In terms of design, pacing relates to how much is accomplished in a given amount of time. Immediately, you may be thinking, “well, the more the user can accomplish, the better,” but that’s not necessarily true.

Hicks Law

Source: Hick’s Law

Experiential flow is much more important than the sheer number of available actions. Too many interface objects actually impede decision-making (and therefore goal accomplishment).

Consider, for example, the difference between one gigantic signup form and a multi-page series of smaller forms with the same information. The one long form will take less time, but the series of smaller forms will seem more manageable and less complicated to the user.

In the below example from LinkedIn, combining a wizard form with a progress bar is a great tactic for improving the pace of the experience. The long process of creating a professional profile is divided into 4 manageable steps. Users can also see how far they’ve progressed, which incentivizes them to proceed further. Pacing is less about efficiency, and more about what the user is comfortable with (UX) — not overburdening them, but not slowing them down either.

LinkedIn Wizard Form


2. Responsiveness

A product’s reaction time relates directly to the level of user control. The 3 most important response time ranges  for digital products are:

  • 1 second – Direct ControlThe user feels they are directly manipulating the system, as they would a physical tool. No feedback is necessary except the visual manifestation of their results.
  • 1 second – Indirect ControlThe user notices the delay, but still feels in control over the site experience. For example, this delay is acceptable for loading new pages.
  • 10 seconds – Little ControlThe user loses their attention and their workflow is interrupted. Feedback is crucial to minimizing abandonment, which is why load screens are so popular.

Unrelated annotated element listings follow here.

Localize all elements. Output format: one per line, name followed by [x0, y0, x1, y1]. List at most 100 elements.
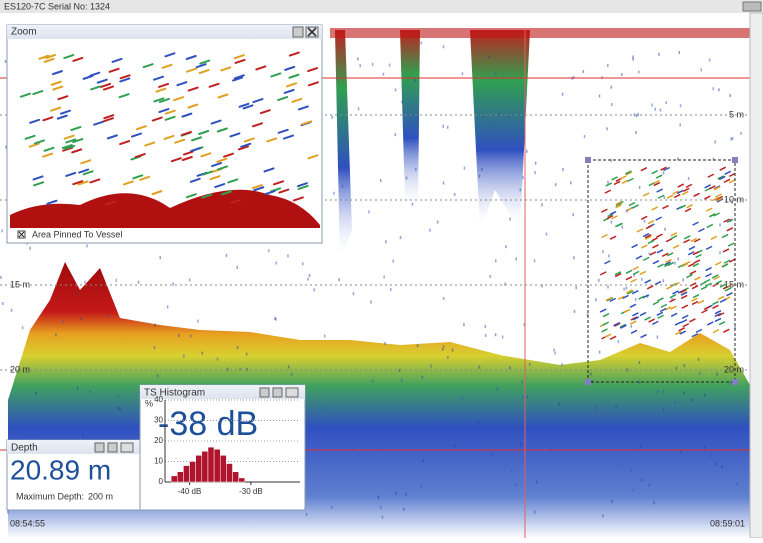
echo-speck: [382, 516, 384, 519]
echo-speck: [422, 376, 424, 379]
echo-speck: [732, 137, 734, 140]
echo-speck: [647, 295, 649, 298]
zoom-min-button[interactable]: [293, 27, 303, 37]
echo-speck: [86, 244, 88, 247]
echo-speck: [691, 398, 693, 401]
echo-speck: [108, 315, 110, 318]
echo-speck: [35, 392, 37, 395]
echo-speck: [495, 333, 497, 336]
echo-speck: [511, 470, 513, 473]
selection-handle[interactable]: [585, 157, 591, 163]
echo-speck: [358, 107, 360, 110]
depth-label: 20 m: [10, 364, 30, 374]
depth-label: 15 m: [724, 279, 744, 289]
echo-speck: [509, 366, 511, 369]
echo-speck: [84, 281, 86, 284]
echo-speck: [118, 395, 120, 398]
echo-speck: [306, 513, 308, 516]
echo-speck: [671, 298, 673, 301]
echo-speck: [490, 275, 492, 278]
depth-button[interactable]: [95, 443, 104, 452]
echo-speck: [500, 428, 502, 431]
ts-button[interactable]: [260, 388, 269, 397]
echo-speck: [607, 285, 609, 288]
echo-speck: [442, 125, 444, 128]
echo-speck: [602, 431, 604, 434]
echo-speck: [536, 481, 538, 484]
selection-handle[interactable]: [732, 379, 738, 385]
echo-speck: [183, 355, 185, 358]
echo-speck: [553, 349, 555, 352]
echo-speck: [470, 430, 472, 433]
echo-speck: [159, 256, 161, 259]
echo-speck: [368, 210, 370, 213]
y-tick-label: 40: [154, 395, 163, 404]
echo-speck: [154, 346, 156, 349]
echo-speck: [452, 349, 454, 352]
echo-speck: [447, 126, 449, 129]
echo-speck: [0, 276, 2, 279]
echo-speck: [718, 88, 720, 91]
window-buttons[interactable]: [743, 2, 761, 11]
echo-speck: [730, 382, 732, 385]
ts-close[interactable]: [286, 388, 298, 397]
echo-speck: [479, 366, 481, 369]
echosounder-screen: ES120-7C Serial No: 1324 5 m 10 m 15 m 2…: [0, 0, 763, 538]
echo-speck: [631, 325, 633, 328]
echo-speck: [522, 176, 524, 179]
histogram-bar: [233, 472, 239, 482]
echo-speck: [535, 162, 537, 165]
echo-speck: [417, 344, 419, 347]
echo-speck: [563, 434, 565, 437]
echo-speck: [55, 333, 57, 336]
echo-speck: [606, 127, 608, 130]
depth-button[interactable]: [108, 443, 117, 452]
echo-speck: [583, 70, 585, 73]
echo-speck: [437, 221, 439, 224]
ts-histogram-window: TS Histogram -38 dB % 010203040-40 dB-30…: [140, 385, 305, 510]
echo-speck: [635, 131, 637, 134]
echo-speck: [62, 320, 64, 323]
echo-speck: [611, 500, 613, 503]
echo-speck: [370, 301, 372, 304]
selection-handle[interactable]: [732, 157, 738, 163]
echo-speck: [644, 220, 646, 223]
echo-speck: [523, 396, 525, 399]
echo-speck: [246, 352, 248, 355]
echo-speck: [403, 508, 405, 511]
echo-speck: [77, 292, 79, 295]
echo-speck: [598, 279, 600, 282]
x-tick-label: -30 dB: [239, 487, 263, 496]
echo-speck: [663, 171, 665, 174]
echo-speck: [663, 408, 665, 411]
histogram-bar: [220, 455, 226, 482]
echo-speck: [733, 429, 735, 432]
echo-speck: [268, 249, 270, 252]
depth-close[interactable]: [121, 443, 133, 452]
echo-speck: [380, 179, 382, 182]
echo-speck: [688, 177, 690, 180]
echo-speck: [599, 351, 601, 354]
zoom-title: Zoom: [11, 27, 37, 38]
echo-speck: [77, 387, 79, 390]
echo-speck: [390, 288, 392, 291]
echo-speck: [660, 109, 662, 112]
echo-speck: [572, 213, 574, 216]
echo-speck: [464, 167, 466, 170]
pin-label: Area Pinned To Vessel: [32, 229, 122, 239]
echo-speck: [116, 279, 118, 282]
echo-speck: [561, 363, 563, 366]
echo-speck: [626, 287, 628, 290]
echo-speck: [709, 59, 711, 62]
scrollbar[interactable]: [750, 13, 763, 538]
histogram-bar: [202, 451, 208, 482]
echo-speck: [534, 259, 536, 262]
echo-speck: [719, 251, 721, 254]
echo-speck: [488, 55, 490, 58]
ts-button[interactable]: [273, 388, 282, 397]
selection-handle[interactable]: [585, 379, 591, 385]
echo-speck: [22, 326, 24, 329]
echo-speck: [530, 430, 532, 433]
echo-speck: [359, 64, 361, 67]
depth-label: 5 m: [729, 109, 744, 119]
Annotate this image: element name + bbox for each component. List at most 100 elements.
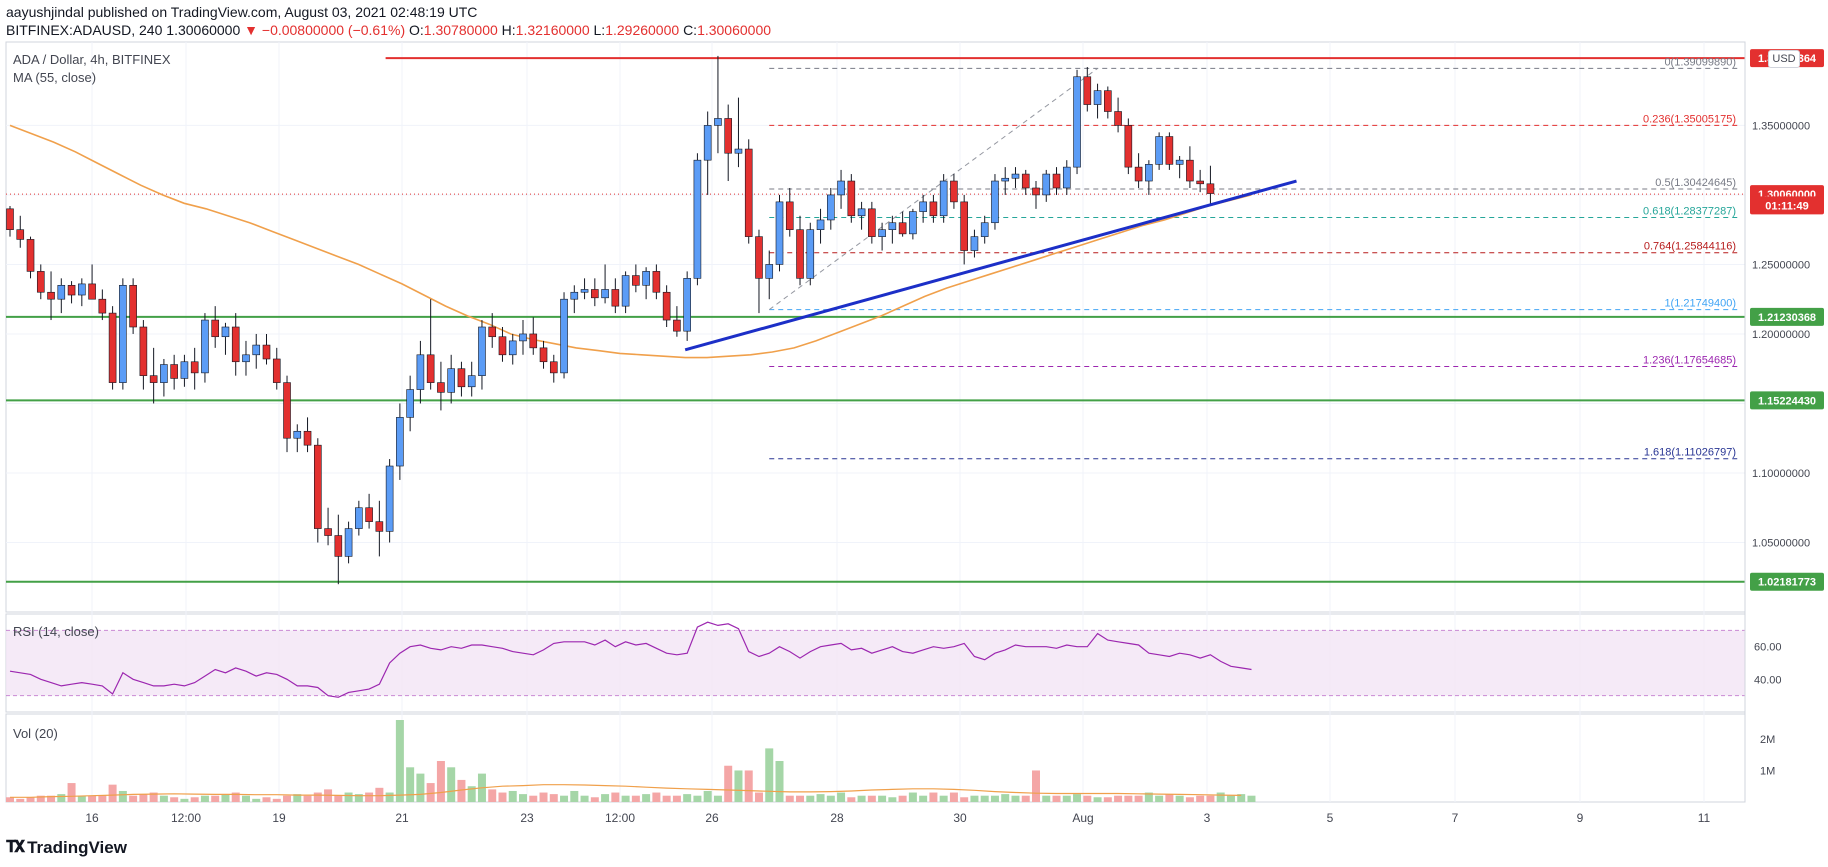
volume-bar: [1155, 795, 1164, 802]
low-value: 1.29260000: [605, 22, 680, 38]
candle-body: [796, 229, 804, 279]
x-tick-label: 12:00: [605, 811, 635, 825]
volume-bar: [436, 761, 445, 802]
rsi-band: [6, 630, 1745, 696]
candle-body: [1042, 173, 1051, 196]
volume-bar: [1114, 795, 1123, 802]
volume-bar: [857, 795, 866, 802]
vol-pane-title: Vol (20): [13, 726, 58, 741]
volume-bar: [1216, 792, 1225, 802]
volume-bar: [36, 795, 45, 802]
volume-bar: [1011, 795, 1020, 802]
volume-bar: [713, 795, 722, 802]
candle-body: [611, 289, 620, 307]
y-tick-label: 1.35000000: [1752, 120, 1810, 132]
volume-bar: [139, 794, 148, 802]
volume-bar: [67, 783, 76, 802]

Delays in response time must match the magnitude of the task. For instance, 5 seconds is acceptable for loading a cloud-based dashboard, but it’s unacceptable for triggering a dropdown menu. The longer the delay, the more the relationship between the user and the interface dissolves.


Source: UXPin

3. Context

How, when, where, and even why an application is used all affect the perception of time.

For example, the average website visit lasts 2-4 minutes, while the avarage ecommerce sale lasts 28 minutes.  Likewise, someone comparing prices on their mobile device while at the mall values speed more than someone doing the same thing at home on their couch.



If you find that users are leaving your site prematurely, you may want to revise your link copy. You can also check the visual hierarchy (colors, contrast, typography) of the page to ensure important information is emphasized.

However, these attention-grabbing methods can be counter-intuitive on a site where you want your user immersed in a single page of content, such as a blog. In that case, you’d probably want to make better use of white space to emphasize the content (similar to Medium).  The same strategy for capturing attention has two different effects depending on the type of site — it all depends on context.


When it comes to interaction design, even a delay of one second can mean the difference between success or failure. If the user experience is too slow, then people become frustrated. If the user experience is too fast, people might miss vital information (or not know what it means). Understand the human perception of time, the limits of speed (and carousels), and the importance of directness in clicking.

When in doubt, remember this simple usability principle: clear is smooth, and smooth is fast.